Kinerja Fiskal April 2026 Melampaui Perkiraan Pengamat

Bisnis9 Dilihat

DermayuMagz.com – Menteri Keuangan Purbaya Yudhi Sadewa menyatakan bahwa kinerja fiskal Indonesia pada periode April 2026 menunjukkan hasil yang positif dan melampaui ekspektasi para pengamat. Laporan resmi APBN KiTA (Kinerja dan Fakta) yang akan dirilis dalam waktu dekat akan mengonfirmasi kekuatan fondasi ekonomi nasional.

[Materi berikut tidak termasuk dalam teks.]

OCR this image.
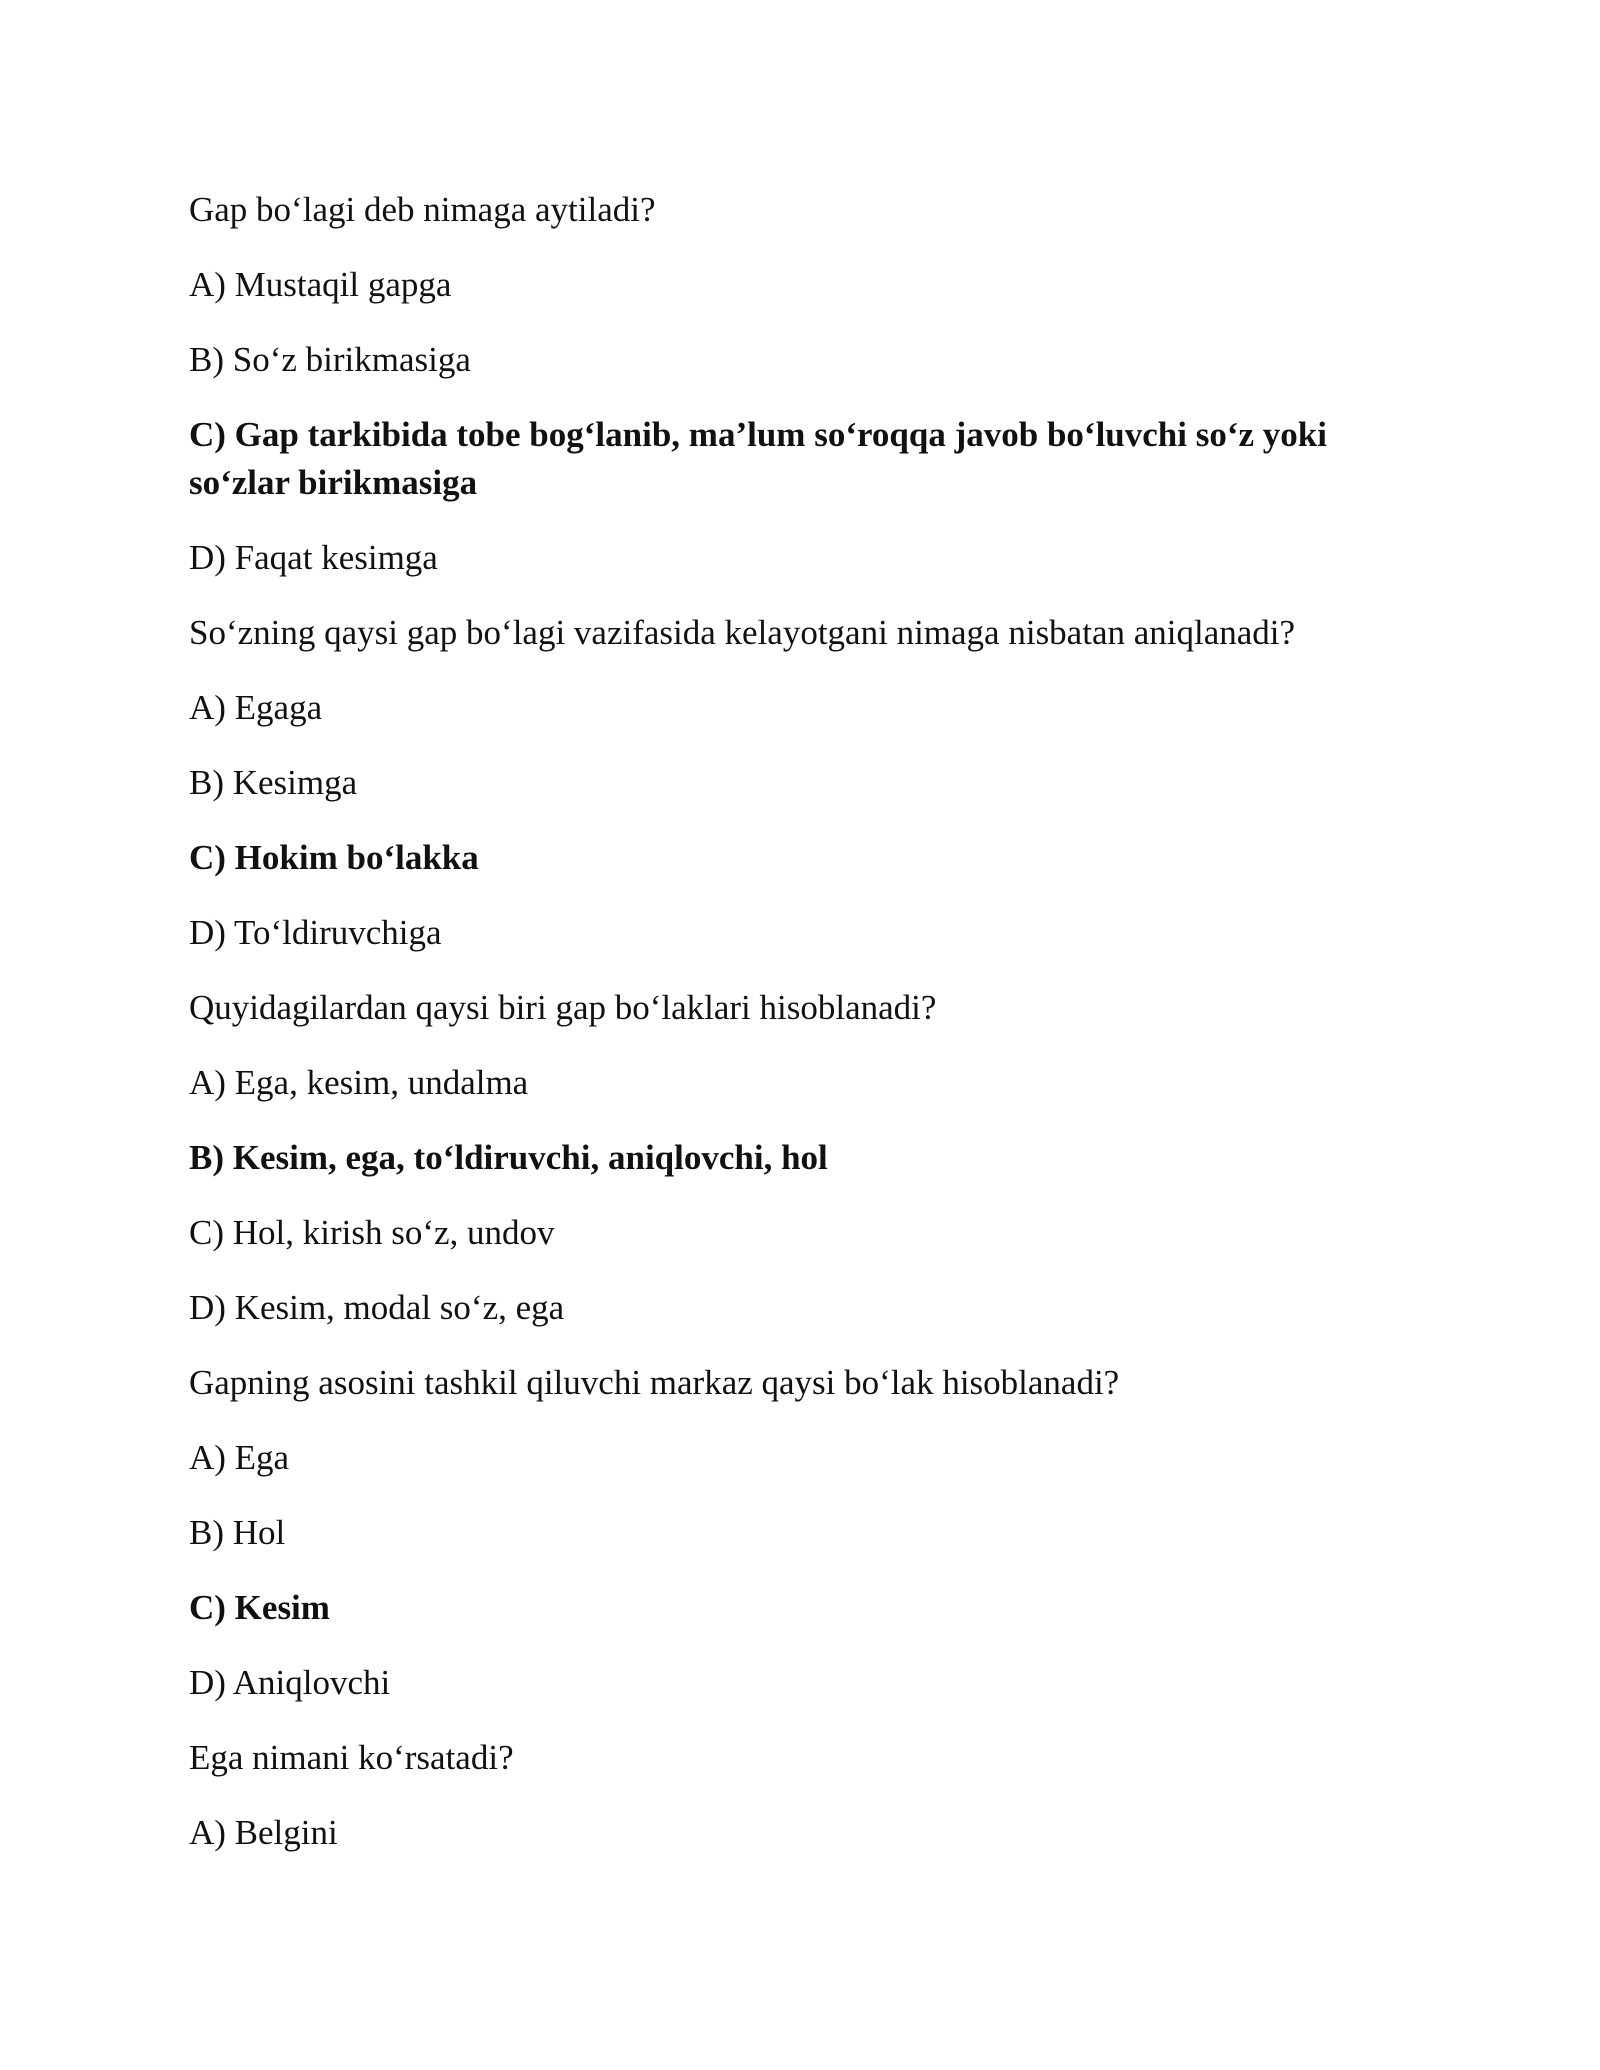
Gap bo‘lagi deb nimaga aytiladi?

A) Mustaqil gapga

B) So‘z birikmasiga

C) Gap tarkibida tobe bog‘lanib, ma’lum so‘roqqa javob bo‘luvchi so‘z yoki so‘zlar birikmasiga

D) Faqat kesimga

So‘zning qaysi gap bo‘lagi vazifasida kelayotgani nimaga nisbatan aniqlanadi?

A) Egaga

B) Kesimga

C) Hokim bo‘lakka

D) To‘ldiruvchiga

Quyidagilardan qaysi biri gap bo‘laklari hisoblanadi?

A) Ega, kesim, undalma

B) Kesim, ega, to‘ldiruvchi, aniqlovchi, hol

C) Hol, kirish so‘z, undov

D) Kesim, modal so‘z, ega

Gapning asosini tashkil qiluvchi markaz qaysi bo‘lak hisoblanadi?

A) Ega

B) Hol

C) Kesim

D) Aniqlovchi

Ega nimani ko‘rsatadi?

A) Belgini
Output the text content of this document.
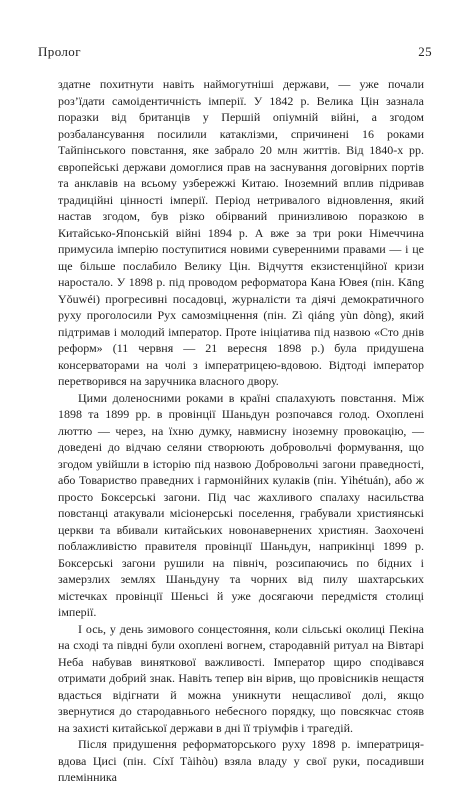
Пролог	25

здатне похитнути навіть наймогутніші держави, — уже почали роз’їдати самоідентичність імперії. У 1842 р. Велика Цін зазнала поразки від британців у Першій опіумній війні, а згодом розбалансування посилили катаклізми, спричинені 16 роками Тайпінського повстання, яке забрало 20 млн життів. Від 1840-х рр. європейські держави домоглися прав на заснування договірних портів та анклавів на всьому узбережжі Китаю. Іноземний вплив підривав традиційні цінності імперії. Період нетривалого відновлення, який настав згодом, був різко обірваний принизливою поразкою в Китайсько-Японській війні 1894 р. А вже за три роки Німеччина примусила імперію поступитися новими суверенними правами — і це ще більше послабило Велику Цін. Відчуття екзистенційної кризи наростало. У 1898 р. під проводом реформатора Кана Ювея (пін. Kāng Yǒuwéi) прогресивні посадовці, журналісти та діячі демократичного руху проголосили Рух самозміцнення (пін. Zì qiáng yùn dòng), який підтримав і молодий імператор. Проте ініціатива під назвою «Сто днів реформ» (11 червня — 21 вересня 1898 р.) була придушена консерваторами на чолі з імператрицею-вдовою. Відтоді імператор перетворився на заручника власного двору.

Цими доленосними роками в країні спалахують повстання. Між 1898 та 1899 рр. в провінції Шаньдун розпочався голод. Охоплені люттю — через, на їхню думку, навмисну іноземну провокацію, — доведені до відчаю селяни створюють добровольчі формування, що згодом увійшли в історію під назвою Добровольчі загони праведності, або Товариство праведних і гармонійних кулаків (пін. Yìhétuán), або ж просто Боксерські загони. Під час жахливого спалаху насильства повстанці атакували місіонерські поселення, грабували християнські церкви та вбивали китайських новонавернених християн. Заохочені поблажливістю правителя провінції Шаньдун, наприкінці 1899 р. Боксерські загони рушили на північ, розсипаючись по бідних і замерзлих землях Шаньдуну та чорних від пилу шахтарських містечках провінції Шеньсі й уже досягаючи передмістя столиці імперії.

І ось, у день зимового сонцестояння, коли сільські околиці Пекіна на сході та півдні були охоплені вогнем, стародавній ритуал на Вівтарі Неба набував виняткової важливості. Імператор щиро сподівався отримати добрий знак. Навіть тепер він вірив, що провісників нещастя вдасться відігнати й можна уникнути нещасливої долі, якщо звернутися до стародавнього небесного порядку, що повсякчас стояв на захисті китайської держави в дні її тріумфів і трагедій.

Після придушення реформаторського руху 1898 р. імператриця-вдова Цисі (пін. Cíxǐ Tàihòu) взяла владу у свої руки, посадивши племінника
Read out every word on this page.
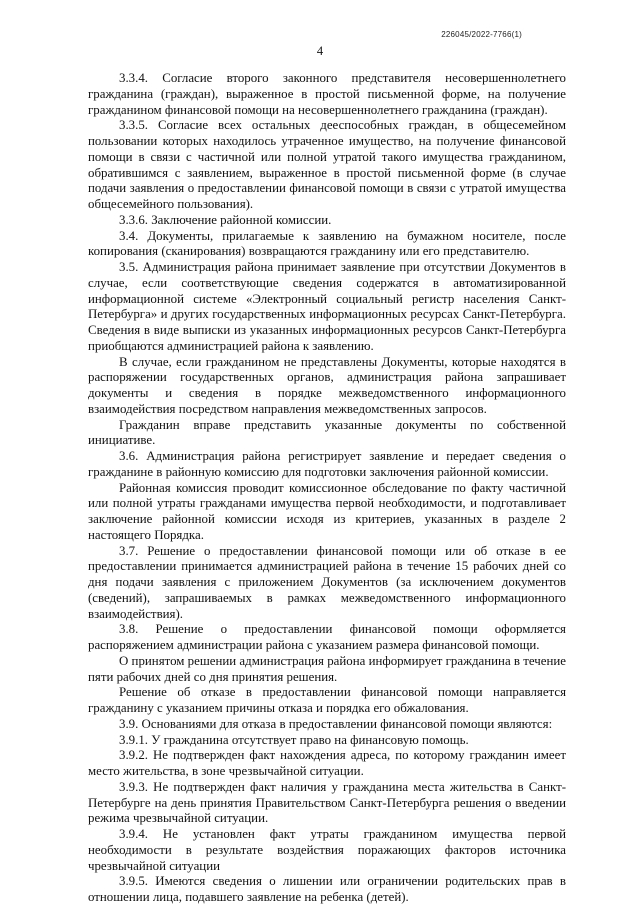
226045/2022-7766(1)
4

3.3.4. Согласие второго законного представителя несовершеннолетнего гражданина (граждан), выраженное в простой письменной форме, на получение гражданином финансовой помощи на несовершеннолетнего гражданина (граждан).

3.3.5. Согласие всех остальных дееспособных граждан, в общесемейном пользовании которых находилось утраченное имущество, на получение финансовой помощи в связи с частичной или полной утратой такого имущества гражданином, обратившимся с заявлением, выраженное в простой письменной форме (в случае подачи заявления о предоставлении финансовой помощи в связи с утратой имущества общесемейного пользования).

3.3.6. Заключение районной комиссии.

3.4. Документы, прилагаемые к заявлению на бумажном носителе, после копирования (сканирования) возвращаются гражданину или его представителю.

3.5. Администрация района принимает заявление при отсутствии Документов в случае, если соответствующие сведения содержатся в автоматизированной информационной системе «Электронный социальный регистр населения Санкт-Петербурга» и других государственных информационных ресурсах Санкт-Петербурга. Сведения в виде выписки из указанных информационных ресурсов Санкт-Петербурга приобщаются администрацией района к заявлению.

В случае, если гражданином не представлены Документы, которые находятся в распоряжении государственных органов, администрация района запрашивает документы и сведения в порядке межведомственного информационного взаимодействия посредством направления межведомственных запросов.

Гражданин вправе представить указанные документы по собственной инициативе.

3.6. Администрация района регистрирует заявление и передает сведения о гражданине в районную комиссию для подготовки заключения районной комиссии.

Районная комиссия проводит комиссионное обследование по факту частичной или полной утраты гражданами имущества первой необходимости, и подготавливает заключение районной комиссии исходя из критериев, указанных в разделе 2 настоящего Порядка.

3.7. Решение о предоставлении финансовой помощи или об отказе в ее предоставлении принимается администрацией района в течение 15 рабочих дней со дня подачи заявления с приложением Документов (за исключением документов (сведений), запрашиваемых в рамках межведомственного информационного взаимодействия).

3.8. Решение о предоставлении финансовой помощи оформляется распоряжением администрации района с указанием размера финансовой помощи.

О принятом решении администрация района информирует гражданина в течение пяти рабочих дней со дня принятия решения.

Решение об отказе в предоставлении финансовой помощи направляется гражданину с указанием причины отказа и порядка его обжалования.

3.9. Основаниями для отказа в предоставлении финансовой помощи являются:

3.9.1. У гражданина отсутствует право на финансовую помощь.

3.9.2. Не подтвержден факт нахождения адреса, по которому гражданин имеет место жительства, в зоне чрезвычайной ситуации.

3.9.3. Не подтвержден факт наличия у гражданина места жительства в Санкт-Петербурге на день принятия Правительством Санкт-Петербурга решения о введении режима чрезвычайной ситуации.

3.9.4. Не установлен факт утраты гражданином имущества первой необходимости в результате воздействия поражающих факторов источника чрезвычайной ситуации

3.9.5. Имеются сведения о лишении или ограничении родительских прав в отношении лица, подавшего заявление на ребенка (детей).
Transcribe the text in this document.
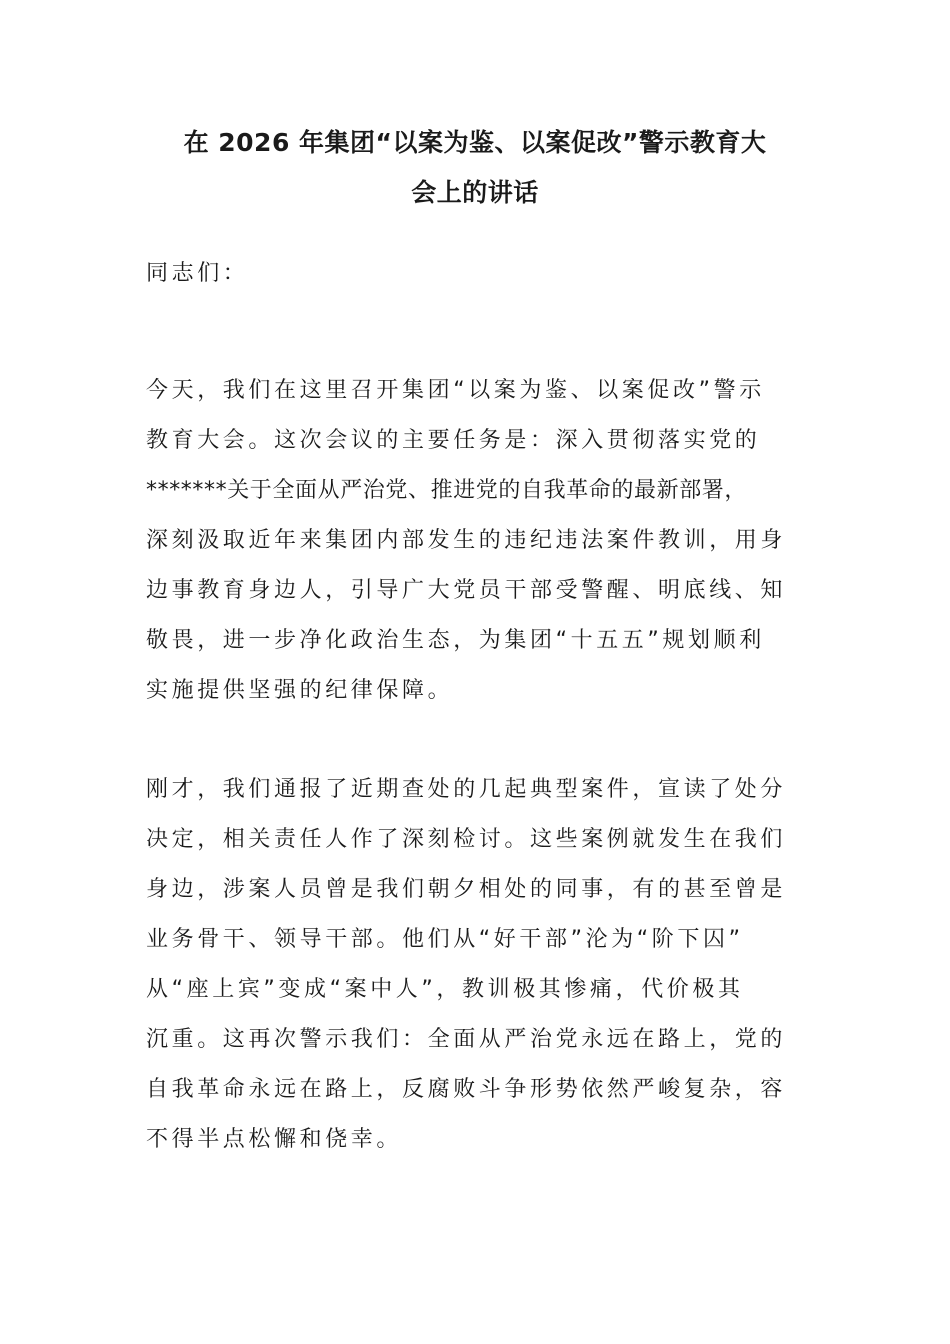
在 2026 年集团“以案为鉴、以案促改”警示教育大
会上的讲话
同志们：
今天，我们在这里召开集团“以案为鉴、以案促改”警示
教育大会。这次会议的主要任务是：深入贯彻落实党的
*******关于全面从严治党、推进党的自我革命的最新部署，
深刻汲取近年来集团内部发生的违纪违法案件教训，用身
边事教育身边人，引导广大党员干部受警醒、明底线、知
敬畏，进一步净化政治生态，为集团“十五五”规划顺利
实施提供坚强的纪律保障。
刚才，我们通报了近期查处的几起典型案件，宣读了处分
决定，相关责任人作了深刻检讨。这些案例就发生在我们
身边，涉案人员曾是我们朝夕相处的同事，有的甚至曾是
业务骨干、领导干部。他们从“好干部”沦为“阶下囚”
从“座上宾”变成“案中人”，教训极其惨痛，代价极其
沉重。这再次警示我们：全面从严治党永远在路上，党的
自我革命永远在路上，反腐败斗争形势依然严峻复杂，容
不得半点松懈和侥幸。
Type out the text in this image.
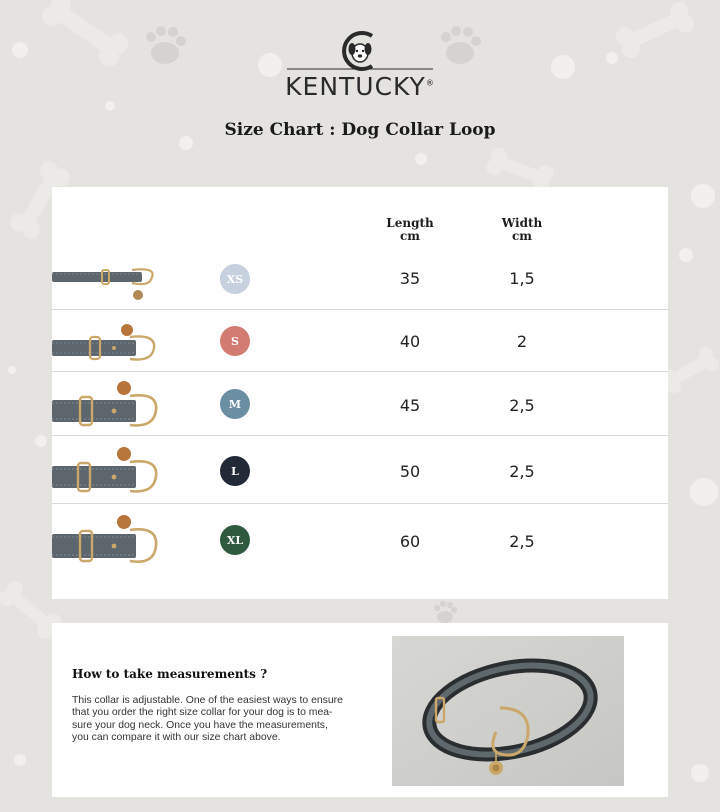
KENTUCKY®
Size Chart : Dog Collar Loop
Length
cm
Width
cm
XS	35	1,5
S	40	2
M	45	2,5
L	50	2,5
XL	60	2,5
How to take measurements ?
This collar is adjustable. One of the easiest ways to ensure
that you order the right size collar for your dog is to mea-
sure your dog neck. Once you have the measurements,
you can compare it with our size chart above.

Purbaya menegaskan bahwa meskipun menghadapi berbagai tekanan global, posisi fiskal pemerintah tetap terjaga dengan baik. Ia menanggapi adanya kritik dari pihak luar negeri yang menilai kondisi fiskal Indonesia bermasalah.

Menurut Purbaya, strategi pembangunan ekonomi yang dijalankan tidak hanya bergantung pada belanja negara, tetapi juga sangat mengandalkan partisipasi aktif dari sektor swasta. Hal ini terbukti dari pertumbuhan ekonomi Indonesia pada triwulan pertama tahun 2026 yang berhasil mencapai 5,61 persen.

Pertumbuhan ekonomi ini merupakan hasil sinergi dari berbagai sektor ekonomi yang berkontribusi secara signifikan. Purbaya menyoroti bahwa capaian ini sangat penting mengingat kondisi perekonomian global yang sedang mengalami tekanan.

Ia optimis bahwa fundamental ekonomi Indonesia dalam kondisi yang sangat baik. Purbaya secara tegas membantah pandangan dari beberapa pihak, termasuk yang disebutkan dalam sebuah majalah internasional, yang menganggap fiskal Indonesia berantakan.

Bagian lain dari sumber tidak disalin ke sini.